Autovelox e multe: approvazione non basta, serve omologazione
La Cassazione riaccende il dibattito sulla validità dei verbali: senza controlli tecnici rigorosi, gli automobilisti possono valutare ricorso e chiedere verifica di taratura e decreto.

Nel dibattito sui controlli elettronici della velocità, oggi più che mai, il punto non è soltanto se un automobilista abbia superato il limite. La questione è un’altra: il dispositivo usato per la rilevazione era davvero conforme alle regole? Ed è proprio qui che la giurisprudenza ha acceso i riflettori, aprendo scenari che coinvolgono Comuni, Prefetture, Giudici di Pace e, naturalmente, gli stessi conducenti. Per chi riceve una multa, la domanda diventa immediata: il verbale è davvero inattaccabile o esistono margini per un ricorso?
Approvazione e omologazione: perché non sono la stessa cosa
Per capire il nuovo orientamento dei giudici bisogna partire dalla base. In molti casi, infatti, i due termini vengono usati come se fossero sinonimi, ma sul piano giuridico la differenza è netta. L’approvazione è una procedura amministrativa più semplice, mentre l’omologazione autovelox richiede controlli molto più rigorosi, pensati per accertare la precisione del dispositivo e la sua piena affidabilità tecnica.
Non si tratta di una sfumatura lessicale. L’omologazione serve a garantire che lo strumento rispetti standard precisi, sia nei materiali sia nel funzionamento, così da poter produrre una misurazione valida agli occhi della legge. Senza questo passaggio, la rilevazione della velocità perde quella presunzione di correttezza che normalmente la rende utilizzabile per emettere una sanzione.
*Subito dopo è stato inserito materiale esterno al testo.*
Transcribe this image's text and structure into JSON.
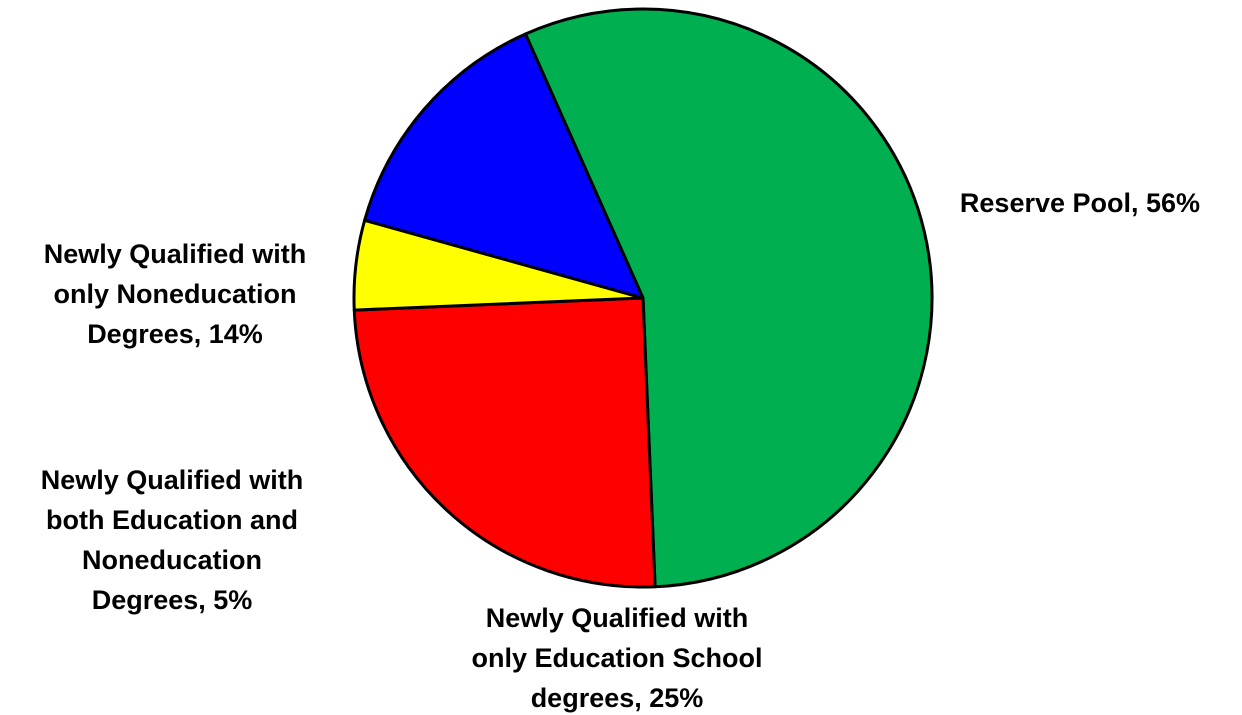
{
  "chart_data": {
    "type": "pie",
    "slices": [
      {
        "label": "Reserve Pool",
        "value": 56,
        "color": "#00B050",
        "label_lines": [
          "Reserve Pool, 56%"
        ]
      },
      {
        "label": "Newly Qualified with only Education School degrees",
        "value": 25,
        "color": "#FF0000",
        "label_lines": [
          "Newly Qualified with",
          "only Education School",
          "degrees, 25%"
        ]
      },
      {
        "label": "Newly Qualified with both Education and Noneducation Degrees",
        "value": 5,
        "color": "#FFFF00",
        "label_lines": [
          "Newly Qualified with",
          "both Education and",
          "Noneducation",
          "Degrees, 5%"
        ]
      },
      {
        "label": "Newly Qualified with only Noneducation Degrees",
        "value": 14,
        "color": "#0000FF",
        "label_lines": [
          "Newly Qualified with",
          "only Noneducation",
          "Degrees, 14%"
        ]
      }
    ],
    "start_angle_deg": -24,
    "direction": "clockwise",
    "legend": "none"
  }
}
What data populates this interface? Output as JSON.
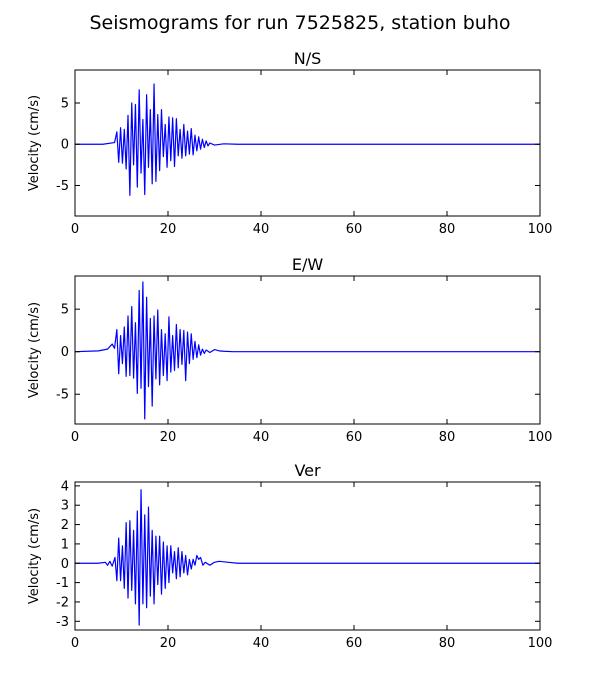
{
  "figure": {
    "title": "Seismograms for run 7525825, station buho"
  },
  "chart_data": [
    {
      "type": "line",
      "title": "N/S",
      "xlabel": "",
      "ylabel": "Velocity (cm/s)",
      "xlim": [
        0,
        100
      ],
      "ylim": [
        -8.7,
        9.0
      ],
      "xticks": [
        0,
        20,
        40,
        60,
        80,
        100
      ],
      "yticks": [
        -5,
        0,
        5
      ],
      "grid": false,
      "color": "#0000ff",
      "series": [
        {
          "x": [
            0,
            6,
            8.5,
            9,
            9.4,
            9.8,
            10.2,
            10.6,
            11,
            11.4,
            11.8,
            12.2,
            12.6,
            13,
            13.4,
            13.8,
            14.2,
            14.6,
            15,
            15.4,
            15.8,
            16.2,
            16.6,
            17,
            17.4,
            17.8,
            18.2,
            18.6,
            19,
            19.4,
            19.8,
            20.2,
            20.6,
            21,
            21.4,
            21.8,
            22.2,
            22.6,
            23,
            23.4,
            23.8,
            24.2,
            24.6,
            25,
            25.4,
            25.8,
            26.2,
            26.6,
            27,
            27.4,
            27.8,
            28.2,
            28.6,
            29,
            30,
            32,
            35,
            100
          ],
          "y": [
            0,
            0,
            0.2,
            1.5,
            -2.2,
            2,
            -2.3,
            1.8,
            -3,
            3.5,
            -6.2,
            5,
            -2.5,
            4.8,
            -5.2,
            6.6,
            -3.5,
            3,
            -6.1,
            6,
            -2.8,
            4.2,
            -4.8,
            7.3,
            -4.5,
            3.6,
            -3.2,
            4.2,
            -1.5,
            2.4,
            -2.8,
            3.3,
            -2,
            3.2,
            -2.7,
            3.1,
            -1.4,
            1.8,
            -1.7,
            2.4,
            -1.4,
            1.6,
            -1.2,
            1.9,
            -1.3,
            1.1,
            -0.8,
            0.9,
            -0.6,
            0.6,
            -0.4,
            0.4,
            -0.2,
            0.15,
            -0.1,
            0.05,
            0,
            0
          ]
        }
      ]
    },
    {
      "type": "line",
      "title": "E/W",
      "xlabel": "",
      "ylabel": "Velocity (cm/s)",
      "xlim": [
        0,
        100
      ],
      "ylim": [
        -8.5,
        8.9
      ],
      "xticks": [
        0,
        20,
        40,
        60,
        80,
        100
      ],
      "yticks": [
        -5,
        0,
        5
      ],
      "grid": false,
      "color": "#0000ff",
      "series": [
        {
          "x": [
            0,
            5,
            7,
            8,
            8.5,
            9,
            9.4,
            9.8,
            10.2,
            10.6,
            11,
            11.4,
            11.8,
            12.2,
            12.6,
            13,
            13.4,
            13.8,
            14.2,
            14.6,
            15,
            15.4,
            15.8,
            16.2,
            16.6,
            17,
            17.4,
            17.8,
            18.2,
            18.6,
            19,
            19.4,
            19.8,
            20.2,
            20.6,
            21,
            21.4,
            21.8,
            22.2,
            22.6,
            23,
            23.4,
            23.8,
            24.2,
            24.6,
            25,
            25.4,
            25.8,
            26.2,
            26.6,
            27,
            27.4,
            27.8,
            28.2,
            29,
            30,
            31,
            32,
            34,
            100
          ],
          "y": [
            0,
            0.1,
            0.3,
            0.9,
            0.4,
            2.6,
            -2.6,
            1.9,
            -1.4,
            2.9,
            -2.9,
            4.2,
            -2.8,
            5.3,
            -3.1,
            3.4,
            -4.9,
            7.2,
            -4.3,
            8.2,
            -7.9,
            6.4,
            -4.1,
            3.9,
            -6.4,
            4.2,
            -3.2,
            4.9,
            -3.9,
            2.6,
            -2.8,
            2.1,
            -3.4,
            4.1,
            -2.4,
            1.9,
            -2.2,
            3.2,
            -1.9,
            2.6,
            -1.5,
            2.5,
            -3.4,
            2.3,
            -1.4,
            2.1,
            -0.9,
            1.2,
            -0.7,
            0.8,
            -0.4,
            0.3,
            -0.2,
            0.2,
            -0.1,
            0.25,
            0.1,
            0.05,
            0,
            0
          ]
        }
      ]
    },
    {
      "type": "line",
      "title": "Ver",
      "xlabel": "",
      "ylabel": "Velocity (cm/s)",
      "xlim": [
        0,
        100
      ],
      "ylim": [
        -3.45,
        4.2
      ],
      "xticks": [
        0,
        20,
        40,
        60,
        80,
        100
      ],
      "yticks": [
        -3,
        -2,
        -1,
        0,
        1,
        2,
        3,
        4
      ],
      "grid": false,
      "color": "#0000ff",
      "series": [
        {
          "x": [
            0,
            5,
            6.5,
            7,
            7.5,
            8,
            8.6,
            9,
            9.4,
            9.8,
            10.2,
            10.6,
            11,
            11.4,
            11.8,
            12.2,
            12.6,
            13,
            13.4,
            13.8,
            14.2,
            14.6,
            15,
            15.4,
            15.8,
            16.2,
            16.6,
            17,
            17.4,
            17.8,
            18.2,
            18.6,
            19,
            19.4,
            19.8,
            20.2,
            20.6,
            21,
            21.4,
            21.8,
            22.2,
            22.6,
            23,
            23.4,
            23.8,
            24.2,
            24.6,
            25,
            25.4,
            25.8,
            26.2,
            26.6,
            27,
            27.5,
            28,
            29,
            30,
            31,
            33,
            35,
            100
          ],
          "y": [
            0,
            0,
            0.05,
            -0.1,
            0.1,
            -0.15,
            0.3,
            -0.9,
            1.3,
            -0.9,
            0.9,
            -1.3,
            2.1,
            -1.8,
            2.2,
            -1.4,
            1.7,
            -2.1,
            2.7,
            -3.2,
            3.8,
            -2.1,
            2.5,
            -2.3,
            2.9,
            -1.7,
            1.7,
            -2.1,
            1.4,
            -1.1,
            1.4,
            -1.6,
            1.1,
            -1.3,
            0.9,
            -1.0,
            0.9,
            -0.5,
            0.6,
            -0.8,
            0.8,
            -0.7,
            0.6,
            -0.5,
            0.4,
            -0.6,
            0.2,
            -0.3,
            0.2,
            -0.1,
            0.4,
            0.2,
            0.3,
            -0.1,
            0.05,
            -0.1,
            0.05,
            0.1,
            0.05,
            0,
            0
          ]
        }
      ]
    }
  ]
}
Ed è proprio qui che nasce il problema. In diverse realtà locali, molti apparecchi sarebbero stati installati facendo affidamento sulla sola approvazione ministeriale. Ma se la normativa richiede un iter più completo, il nodo diventa evidente: il verbale rischia di poggiare su basi fragili. Chi riceve una multa, quindi, ha tutto l’interesse a verificare con attenzione se il dispositivo fosse effettivamente omologato e non soltanto autorizzato in via amministrativa.
Cosa ha chiarito la Cassazione sui controlli di velocità
La Corte di Cassazione ha ribadito con forza un principio destinato a incidere su molti contenziosi: l’omologazione autovelox non può essere sostituita da atti di livello inferiore. In altre parole, non basta un semplice passaggio burocratico se il quadro normativo richiede una verifica tecnica più severa. Quando una misurazione può comportare sanzioni economiche, decurtazione di punti e conseguenze amministrative, la precisione dello strumento non può essere lasciata al caso.
Questo orientamento ha avuto un effetto immediato sugli enti locali. Molti Comuni si sono ritrovati a dover rivedere la documentazione relativa ai propri apparecchi, soprattutto per i dispositivi mobili e per quelli collocati in tratti stradali dove i limiti di velocità sono stati modificati nel tempo. La domanda, a questo punto, è inevitabile: quanti verbali si reggono davvero su una base tecnica inattaccabile?
Le sentenze indicano anche un altro aspetto importante. Nel verbale devono essere riportati con chiarezza gli estremi del decreto di omologazione, in modo che l’automobilista possa controllare la regolarità dell’accertamento. Se questo riferimento manca, è incompleto oppure viene confuso con il solo atto di approvazione, la contestazione diventa molto più solida. Non è un cavillo, ma una tutela sostanziale per il cittadino.

Nuove regole per i Comuni e come difendersi da una multa
Con l’evoluzione normativa e gli ultimi orientamenti giurisprudenziali, anche la gestione dei controlli elettronici sta diventando più severa. I Comuni non devono più limitarsi a installare un autovelox e a segnalare il limite: devono dimostrare di aver rispettato criteri più ampi, dalle distanze minime tra cartello e postazione alla manutenzione periodica, fino alla corretta taratura degli strumenti.
L’omologazione autovelox, in questo scenario, è il pilastro dell’intero sistema. Senza di essa, l’intero meccanismo perde solidità. E le conseguenze possono essere pesanti: annullamento di numerose sanzioni, aumento dei ricorsi e, in alcuni casi, perfino contestazioni per danno erariale se i costi delle impugnazioni superano gli incassi ottenuti con le multe. Un rischio tutt’altro che teorico.
Ma come può comportarsi un automobilista che riceve un verbale? Il primo passo è leggere tutto con attenzione. Occorre controllare la data dell’ultima taratura, verificare la presenza del riferimento al decreto di omologazione e non fermarsi alla sola dicitura di approvazione. Se il documento è poco chiaro, incompleto o contraddittorio, si apre uno spazio concreto per contestare la sanzione.